Several residents who spoke up about their flooding plights in the meeting said they are ready to go to court over the issue. Stevens told the Observer that the residents in their group were waiting to see what the council would do in the Jan. 16 meeting, but unless the city takes action, many residents in the Flooded in Flagler County group are ready to sue.
"I don't think they're taking the mistakes they've made seriously," she said.
THE NEW STANDARDS
Danko said he was proposing the committee instead of supporting a moratorium because the proposed changes to the city’s technical manual were going in the right direction to solving the issue.
Danko said. “I see no point today in pushing for any temporary pause of construction.”
The flooding issue first came to the City Council’s attention when Birchwood Drive residents Mara Weurth and Paul Fink noticed the home between theirs was filled in noticeably higher than their own properties.
But the problem is not new, residents say. Stevens said several of the members of her Facebook group — herself included — have been dealing with water collecting on their property for years.
The problem was that new homes were required to be built to a minimum 12-inches above the crown of the road, but the city had no maximum height requirement for lots. Since then, City Manager Denise Bevan formed a specialized task force to address the issue.
Section 300 of the city’s technical manual, outlining the Stormwater permit requirements, is what is currently being updated and reviewed, Stormwater Deputy Director Lynn Stevens said during her and Director Carl Cote’s presentation.
Lynn Stevens said the task force has 163 properties with flooding issues and staff has visited 97 of them so far. The remaining 66 should be finished by the end of January, she said.
Lynn Stevens said during their investigations, staff found that one problem causing the standing water is the existing homes were built to drain onto vacant lots, and when the new homes are built on their lots, the pre-existing homes are now retaining their own stormwater.
Ground compaction over time also changes the water flow of a lot, she said, as do homeowner modifications like clearing trees, re-sodding or re-landscaping.

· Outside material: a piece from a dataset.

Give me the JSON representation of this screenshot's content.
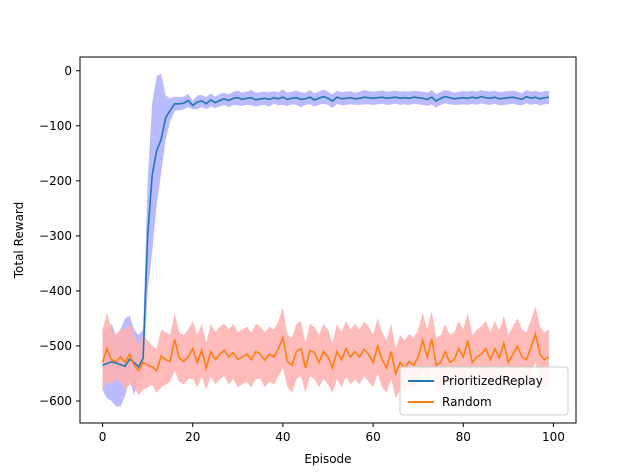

The changes made to the manual relating to stormwater are as follows:
A 22" maximum finished floor height; a maximum 10" height differential between the new home and existing homes; the front property line must be equal to the edge of the road, instead of the crown of the road.
Cote and Stevens also said there were several additional items staff was considering that needed more research before being implemented: requiring gutters on homes using the maximum building space, requiring a certification by an engineer in addition to the licensed surveyor for the final lot grade, and requiring silt fencing on all infill lot construction sites.
Palm Coast Mayor David Alfin suggested adopting the items in the future considerations as well “and take our lashes down the road.” He said he would trust that other cities that have enacted similar policies have not done so illegally or against the Florida Builder Code.
Pontieri did not agree, pointing out that Lynn Stevens and Cote just said the items needed more research to ensure compliance.
The council passed a motion to adopt the additional measures in a 4-1 vote, with Pontieri dissenting.
“We shouldn't haphazardly just pass these things in order to avoid a 45-day pause,” Pontieri said. “We have to get this right.”
Danko asked Cote to assure the public that the new standards meant "that we're not going to have this problem moving forward."
"These changes are going to have a positive impact," Cote said.
“In that case, hopefully we’ve solved this problem moving forward,” he said.
A previous version of this story misspelled Krystal Kirkland's name.